At the time, I didn’t know that Dick was mentoring me. I didn’t know what mentoring was. But looking back, it was amazing, because I was learning from a friend and respected colleague. Steven Spielberg has said of mentoring, “The delicate balance of mentoring someone is not creating them in your image but giving them the opportunity to create themselves.”
I got married to the wonderful Susan, and we built our first home in the town where Dick lived. He was the fire chief of the volunteer department in town. He and the department would come down and practice in our home as it was being framed and built.

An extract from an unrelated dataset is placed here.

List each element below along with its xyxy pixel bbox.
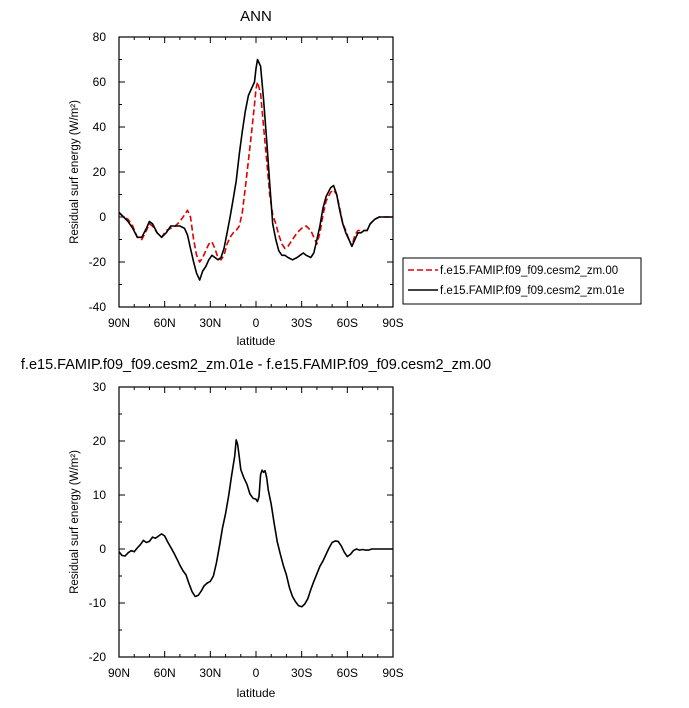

I started calling him “Chief,” although I never did accept his many invitations to join the department. Great pancake breakfast fundraisers!
Dick shared his style and expertise with many colleagues, several of whom, like me, remain active in the industry. Many are AICC Associate members. All of us appreciate experiences, and we place the customer (or the member) at the center of what we do.
If you are actively mentoring someone, thank you for sharing of yourself. It really does make a difference. If you are passively mentoring someone by creating opportunities for them and involving them, thank you for having a vision for others.
Benjamin Franklin is credited with writing, “Tell me, and I forget. Teach me, and I remember. Involve me, and I learn.”
There is probably no better example of this than AICC members and AICC itself. Mentoring, sharing, experiencing. It is all about involvement.